Le parcours de 6h du matin existe entièrement en dehors de cette économie.

Il n'y a personne à qui raconter. Il n'y a aucune version qui vaille la peine d'être postée. Le parcours ne vit que dans la mémoire de la personne qui l'a joué, et peut-être de ceux avec qui elle l'a joué. Il est complet en soi, d'une manière que très peu de choses dans la vie moderne sont autorisées à être.

Il vous appartient entièrement. C'est plus rare qu'il n'y paraît.


L'équipement que vous transportez à cette heure-là est plus important qu'à tout autre moment.

Non pas parce que le jeu se soucie de ce que vous portez. Le jeu ne s'en soucie jamais. Mais parce que vous vous en souciez — et à 6h du matin, quand il n'y a que vous, le parcours et le matin, les choses que vous avez choisi d'apporter avec vous en disent long sur la relation que vous avez avec le jeu et avec vous-même.

Le golfeur qui se présente à l'aube avec un équipement qu'il aime, vêtu de vêtements qui lui conviennent, portant un sac qui reflète le sérieux qu'il accorde à cela — ce golfeur n'est pas vaniteux. Il est intentionnel. Il dit : cela compte. Je suis là comme il faut. Je ne fais pas les choses à moitié.

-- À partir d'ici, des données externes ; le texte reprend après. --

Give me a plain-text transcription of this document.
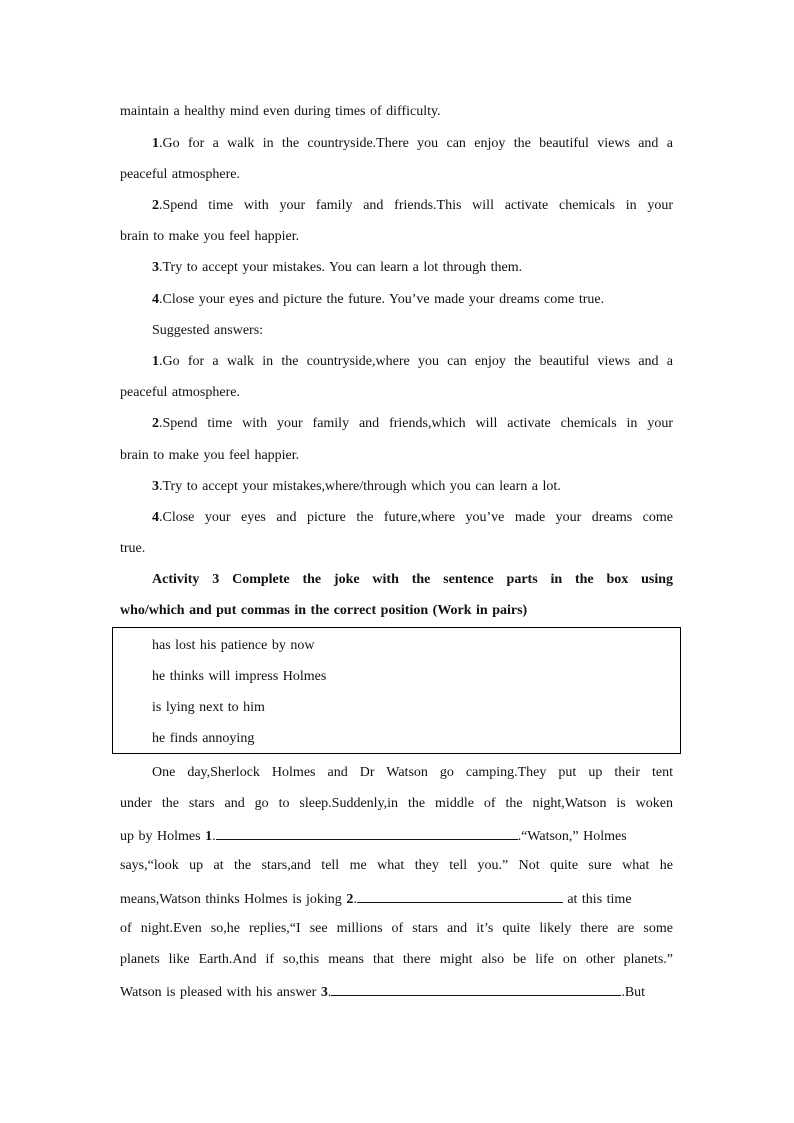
maintain a healthy mind even during times of difficulty.
1.Go for a walk in the countryside.There you can enjoy the beautiful views and a
peaceful atmosphere.
2.Spend time with your family and friends.This will activate chemicals in your
brain to make you feel happier.
3.Try to accept your mistakes. You can learn a lot through them.
4.Close your eyes and picture the future. You’ve made your dreams come true.
Suggested answers:
1.Go for a walk in the countryside,where you can enjoy the beautiful views and a
peaceful atmosphere.
2.Spend time with your family and friends,which will activate chemicals in your
brain to make you feel happier.
3.Try to accept your mistakes,where/through which you can learn a lot.
4.Close your eyes and picture the future,where you’ve made your dreams come
true.
Activity 3 Complete the joke with the sentence parts in the box using
who/which and put commas in the correct position (Work in pairs)
has lost his patience by now
he thinks will impress Holmes
is lying next to him
he finds annoying
One day,Sherlock Holmes and Dr Watson go camping.They put up their tent
under the stars and go to sleep.Suddenly,in the middle of the night,Watson is woken
up by Holmes 1.	.“Watson,” Holmes
says,“look up at the stars,and tell me what they tell you.” Not quite sure what he
means,Watson thinks Holmes is joking 2.	at this time
of night.Even so,he replies,“I see millions of stars and it’s quite likely there are some
planets like Earth.And if so,this means that there might also be life on other planets.”
Watson is pleased with his answer 3.	.But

Il y a une forme de préparation qui est elle-même une forme de respect. Pour le parcours. Pour le jeu. Pour l'heure que vous avez choisi de lui consacrer.


La partie se terminera, comme toutes les parties.

Vous quitterez le 18e trou alors que le parking commence à se remplir. La prochaine vague de golfeurs arrivera, avec leurs routines d'échauffement, leurs sacs de practice et leurs tasses de café sans hâte. Le parcours se remplira de bruit, de mouvement et des affaires ordinaires de la journée.

Et vous aurez déjà joué votre partie. Dans le calme. Avant que tout ne commence.

C'est ce que les golfeurs de 6h du matin savent et que le reste du peloton ignore : le meilleur moment pour jouer a toujours été avant l'arrivée de quiconque.

Le parcours attendait. Il suffisait de choisir de s'y présenter.